As a symbol of how M&S has lost its way in food, exhibit A has to be Dine In. It started off with the best of intentions: the promotion ran monthly, and was used to showcase the best new innovation from M&S. As such it was not only a trailblazer (it’s been much copied); it was super successful.
But over the years, Dine In was watered down. It increased in frequency from monthly to fortnightly and from fortnightly to weekly. And the promos stopped showcasing innovation, with the same options running every week. Dine In didn’t just become predictable. Over the years it actually introduced complexity. Special lines were introduced purely for inclusion in the Dine In range. To hit a price point.
Not surprisingly, Dine In lost its way. It stopped making money. In fact, it was losing money. So earlier this year new M&S food boss Stuart Machin did the unthinkable. He put the Dine In price up to £12. It was a big statement of intent in challenging sacred cows and institutionalised thinking within M&S.
Trouble is, the new price point alone didn’t really fix it. It didn’t bring back the sparkle.
So in recent weeks, he’s been messing about with it, mixing up the component parts. And dropping it some weeks – prompting an outcry among customers who still loved it and feared it was gone forever.
At the half-year M&S results today, with like-for-like food sales down 2.9%, CEO Steve Rowe didn’t rule out a comeback for Dine In. He promised that M&S would always have some sort of deal for customers, but Dine In in its present form had run its course.
The new emphasis is on what M&S referred to as ‘trusted value’, with 100 everyday lines reduced in price, including its Oakham whole chicken at a new price of £3.50, and artisan bread loaves for £1, with more to come in time for Christmas, including deals on turkey, potatoes etc - though he wouldn’t say by how much.
Range preview: M&S Christmas 2018
The aim is to make M&S more contemporary and appealing to families. And this EDLP strategy, at least on KVI, is again controversial, because M&S is a premium food retailer. But it cannot lose touch with ordinary people. As Rowe says, M&S “has become excessively dependent on both short-term promotions and complex and confusing multibuys, including the profit-dilutive Dine In programme”.
Dine In is an object lesson in the dangers of complexity but also complacency and fear. It is also a reminder that a cookie-cutter approach won’t cut it in food. Even the best ideas have to evolve, and to do so in the right way.
The same is true in the restaurant trade. There was a fascinating story in The Times on Monday about how middle market restaurant chains were struggling because millennial diners were opting to eat in novel pop-ups so they could post pictures on instagram to show friends how up to date they are with the latest trends. With their carefully costed, never-changing menus, restaurant chains are struggling to create the excitement – the sparkle – the modern customer craves.
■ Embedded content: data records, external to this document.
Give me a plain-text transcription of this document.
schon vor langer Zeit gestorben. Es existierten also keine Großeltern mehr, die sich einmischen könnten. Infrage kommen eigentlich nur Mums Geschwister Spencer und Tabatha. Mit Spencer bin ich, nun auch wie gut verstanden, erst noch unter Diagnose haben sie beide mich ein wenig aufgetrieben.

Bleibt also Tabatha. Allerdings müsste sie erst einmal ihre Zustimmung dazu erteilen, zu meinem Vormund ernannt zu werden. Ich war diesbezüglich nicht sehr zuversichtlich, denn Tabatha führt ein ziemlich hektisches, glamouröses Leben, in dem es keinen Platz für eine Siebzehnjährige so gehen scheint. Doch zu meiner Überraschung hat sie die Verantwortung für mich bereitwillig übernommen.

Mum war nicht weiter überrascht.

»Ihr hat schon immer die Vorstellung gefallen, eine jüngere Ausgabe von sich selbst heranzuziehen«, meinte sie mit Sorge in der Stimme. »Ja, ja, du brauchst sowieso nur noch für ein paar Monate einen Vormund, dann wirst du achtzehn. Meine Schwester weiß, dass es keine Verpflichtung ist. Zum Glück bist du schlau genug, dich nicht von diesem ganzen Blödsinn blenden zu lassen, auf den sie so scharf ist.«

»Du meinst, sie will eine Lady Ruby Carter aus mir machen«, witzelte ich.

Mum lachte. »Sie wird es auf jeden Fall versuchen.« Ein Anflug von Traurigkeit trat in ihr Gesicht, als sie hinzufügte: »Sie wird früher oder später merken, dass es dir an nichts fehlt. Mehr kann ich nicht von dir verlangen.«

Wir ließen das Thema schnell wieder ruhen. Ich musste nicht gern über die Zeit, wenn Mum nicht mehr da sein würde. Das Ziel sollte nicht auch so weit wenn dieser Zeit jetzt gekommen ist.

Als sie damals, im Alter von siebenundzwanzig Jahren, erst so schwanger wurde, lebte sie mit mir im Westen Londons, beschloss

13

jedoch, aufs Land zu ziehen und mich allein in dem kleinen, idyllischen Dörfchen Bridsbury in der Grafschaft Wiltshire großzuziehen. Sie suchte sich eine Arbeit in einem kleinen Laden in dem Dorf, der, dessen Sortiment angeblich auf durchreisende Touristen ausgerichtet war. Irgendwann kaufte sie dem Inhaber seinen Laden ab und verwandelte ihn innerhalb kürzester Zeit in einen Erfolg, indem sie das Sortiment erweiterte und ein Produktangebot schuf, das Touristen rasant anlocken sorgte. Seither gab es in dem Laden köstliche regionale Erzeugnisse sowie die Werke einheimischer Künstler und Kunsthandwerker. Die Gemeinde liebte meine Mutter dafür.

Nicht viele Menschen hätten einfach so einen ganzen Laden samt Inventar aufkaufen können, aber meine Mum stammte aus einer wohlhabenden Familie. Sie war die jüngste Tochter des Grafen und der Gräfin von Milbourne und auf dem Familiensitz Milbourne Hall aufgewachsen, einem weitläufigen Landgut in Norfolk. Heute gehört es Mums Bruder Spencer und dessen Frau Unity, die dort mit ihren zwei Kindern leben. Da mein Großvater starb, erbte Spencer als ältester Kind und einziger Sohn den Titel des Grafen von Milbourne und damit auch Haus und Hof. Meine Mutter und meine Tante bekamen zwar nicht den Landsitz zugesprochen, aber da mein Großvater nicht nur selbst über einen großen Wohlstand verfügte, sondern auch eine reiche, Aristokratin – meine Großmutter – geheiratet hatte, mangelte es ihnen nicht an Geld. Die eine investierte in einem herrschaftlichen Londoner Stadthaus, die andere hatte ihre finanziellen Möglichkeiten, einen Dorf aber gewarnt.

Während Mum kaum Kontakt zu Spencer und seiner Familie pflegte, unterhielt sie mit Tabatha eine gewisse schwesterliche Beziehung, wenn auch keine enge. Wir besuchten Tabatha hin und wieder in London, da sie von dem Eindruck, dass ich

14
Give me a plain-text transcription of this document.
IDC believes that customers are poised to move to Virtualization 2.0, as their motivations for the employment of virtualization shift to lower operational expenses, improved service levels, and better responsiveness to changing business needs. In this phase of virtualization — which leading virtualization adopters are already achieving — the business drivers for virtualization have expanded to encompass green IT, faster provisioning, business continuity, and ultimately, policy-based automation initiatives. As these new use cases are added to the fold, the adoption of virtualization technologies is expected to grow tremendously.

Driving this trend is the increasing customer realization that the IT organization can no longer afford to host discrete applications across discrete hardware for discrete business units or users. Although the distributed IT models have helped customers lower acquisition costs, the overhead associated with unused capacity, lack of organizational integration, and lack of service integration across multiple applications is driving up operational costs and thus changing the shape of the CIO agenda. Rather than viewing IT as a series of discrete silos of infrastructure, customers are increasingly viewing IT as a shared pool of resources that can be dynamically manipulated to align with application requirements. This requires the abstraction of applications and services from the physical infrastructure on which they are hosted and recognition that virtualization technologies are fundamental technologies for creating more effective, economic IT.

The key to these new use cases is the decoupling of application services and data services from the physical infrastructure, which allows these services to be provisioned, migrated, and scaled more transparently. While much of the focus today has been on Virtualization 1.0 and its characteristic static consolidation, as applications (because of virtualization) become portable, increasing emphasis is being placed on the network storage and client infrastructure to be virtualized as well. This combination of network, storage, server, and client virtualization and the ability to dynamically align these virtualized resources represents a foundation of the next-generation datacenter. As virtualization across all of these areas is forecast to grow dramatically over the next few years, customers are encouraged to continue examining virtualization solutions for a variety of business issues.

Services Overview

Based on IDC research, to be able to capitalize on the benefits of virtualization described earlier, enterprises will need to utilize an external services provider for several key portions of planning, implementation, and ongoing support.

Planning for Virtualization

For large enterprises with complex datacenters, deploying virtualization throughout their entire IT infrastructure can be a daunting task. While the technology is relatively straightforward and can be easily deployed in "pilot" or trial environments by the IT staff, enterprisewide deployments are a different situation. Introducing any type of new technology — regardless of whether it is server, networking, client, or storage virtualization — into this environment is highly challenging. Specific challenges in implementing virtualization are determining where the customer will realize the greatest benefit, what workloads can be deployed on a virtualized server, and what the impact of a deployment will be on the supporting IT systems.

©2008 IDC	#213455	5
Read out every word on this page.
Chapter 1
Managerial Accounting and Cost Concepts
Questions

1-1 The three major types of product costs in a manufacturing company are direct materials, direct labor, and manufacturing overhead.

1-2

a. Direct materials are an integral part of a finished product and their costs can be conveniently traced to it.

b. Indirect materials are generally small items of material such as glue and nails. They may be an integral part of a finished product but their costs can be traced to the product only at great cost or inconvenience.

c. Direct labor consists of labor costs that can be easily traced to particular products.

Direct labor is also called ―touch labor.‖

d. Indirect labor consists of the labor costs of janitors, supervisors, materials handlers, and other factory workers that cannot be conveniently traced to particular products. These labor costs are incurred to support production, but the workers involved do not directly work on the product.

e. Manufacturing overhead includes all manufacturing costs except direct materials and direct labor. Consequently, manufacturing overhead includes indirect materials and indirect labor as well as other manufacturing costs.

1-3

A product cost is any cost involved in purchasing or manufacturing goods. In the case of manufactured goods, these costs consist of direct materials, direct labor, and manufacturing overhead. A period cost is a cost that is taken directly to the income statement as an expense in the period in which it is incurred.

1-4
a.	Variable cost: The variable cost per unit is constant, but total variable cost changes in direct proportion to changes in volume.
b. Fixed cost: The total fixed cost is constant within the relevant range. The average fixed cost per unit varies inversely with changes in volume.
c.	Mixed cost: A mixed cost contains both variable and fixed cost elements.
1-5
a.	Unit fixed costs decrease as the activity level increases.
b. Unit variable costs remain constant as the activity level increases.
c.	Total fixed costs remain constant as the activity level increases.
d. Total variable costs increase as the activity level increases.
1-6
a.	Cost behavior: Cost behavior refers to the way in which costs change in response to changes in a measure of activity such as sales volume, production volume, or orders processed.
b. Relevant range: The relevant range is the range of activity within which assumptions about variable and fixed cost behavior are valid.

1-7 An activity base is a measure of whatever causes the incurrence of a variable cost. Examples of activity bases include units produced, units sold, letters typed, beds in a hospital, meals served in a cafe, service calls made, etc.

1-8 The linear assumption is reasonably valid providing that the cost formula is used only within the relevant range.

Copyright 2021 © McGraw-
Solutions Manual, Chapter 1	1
Successful innovation is always hard at scale. And it’s getting harder, as consumer tastes diversify, inflation bites, and increasingly fickle consumers seek out the next cheap thrill. But you have to face in to that reality, in all aspects of your operation. And to be fair to M&S, it is, with marketing redirected towards sales driving programmes including ‘What’s new at M&S’ on social channels, appealing to a different audience at a lower cost than traditional media.
But a like-for-like fall of 2.9% is steep. And if M&S was able to surprise the City with higher profits than expected, the 8% drop in the share price this morning is a reminder to the senior management that they can’t dine in on that. A lot of hard work lies ahead.